The cry for justice from the children of your nation!

 

Dili, September 25, 2017

 

* A poem of solidarity from Timor-Leste for the discussion of the 1965 tragedy in Jakarta and  victims of the 1965 tragedy

 

Explanatory notes:

The “dark affair of 30 September 1965” – a group of junior army officers kidnapped leading generals. The army command under general Suharto struck back and seized power, blaming the abduction on the Indonesian Communist Party (PKI) and accusing the PKI of carrying out lurid acts on the dead generals at Lubang Buaya, near Jakarta.
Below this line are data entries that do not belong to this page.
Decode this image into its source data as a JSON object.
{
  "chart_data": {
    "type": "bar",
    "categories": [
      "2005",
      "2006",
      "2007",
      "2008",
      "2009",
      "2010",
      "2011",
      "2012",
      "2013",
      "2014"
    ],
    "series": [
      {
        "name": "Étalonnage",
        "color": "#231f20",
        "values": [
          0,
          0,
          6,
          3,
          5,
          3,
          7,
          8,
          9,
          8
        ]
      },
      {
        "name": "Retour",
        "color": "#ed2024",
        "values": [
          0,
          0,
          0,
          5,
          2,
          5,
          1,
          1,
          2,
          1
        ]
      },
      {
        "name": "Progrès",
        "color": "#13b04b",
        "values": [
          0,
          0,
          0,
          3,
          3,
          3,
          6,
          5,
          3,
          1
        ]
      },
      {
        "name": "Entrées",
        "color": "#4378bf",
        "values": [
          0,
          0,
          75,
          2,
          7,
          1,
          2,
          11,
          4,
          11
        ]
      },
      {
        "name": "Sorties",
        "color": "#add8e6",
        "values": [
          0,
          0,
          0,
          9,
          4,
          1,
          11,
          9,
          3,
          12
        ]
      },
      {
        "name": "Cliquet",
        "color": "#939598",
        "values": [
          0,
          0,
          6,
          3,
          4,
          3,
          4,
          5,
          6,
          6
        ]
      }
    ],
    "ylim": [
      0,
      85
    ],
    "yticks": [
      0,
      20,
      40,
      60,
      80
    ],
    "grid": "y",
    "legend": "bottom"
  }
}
Dom Boaventura was a Timorese fighter who resisted Portuguese colonial rule. Nicolau Lobato was the leader of Fretilin, the political party that declared Timorese independence in 1975, until his death in 1978 fighting against Indonesian colonial rule. Indonesia colonized Timor-Leste for 24 years, from 1975 to 1999. Human rights violations included, most famously, the Santa Cruz massacre of November 1991. In September 1999, a UN-supervised referendum saw the Timorese vote for independence.

Indonesia has a pantheon of “national heroes” (pahlawan nasional) recognized as key figures in its nationalist movement. they include Diponegoro and Imam Bonjol, who opposed Dutch colonial rule over Indonesia. The garuda is a mythical bird that is the Indonesian national symbol. General Suharto was the Indonesian president from 1966 to 1998. Pancasila (the five principles) was Indonesia’s official national ideology.

Wiji Thukul, the “people’s poet,” was “disappeared” after writing a series of anti-regime poems in Indonesia.

Munir Said Thalib was a human rights activist and Right Livelihood Award laureate. On board a flight to the Netherlands in 2004 he was poisoned with arsenic. His killer has been linked to Indonesian State Intelligence agents.

The land of Cendrawasih (the bird of paradise) refers to West Papua, a former Dutch colony taken over by Indonesia in the 1960s where independence sentiment remains strong and human rights violations remain common.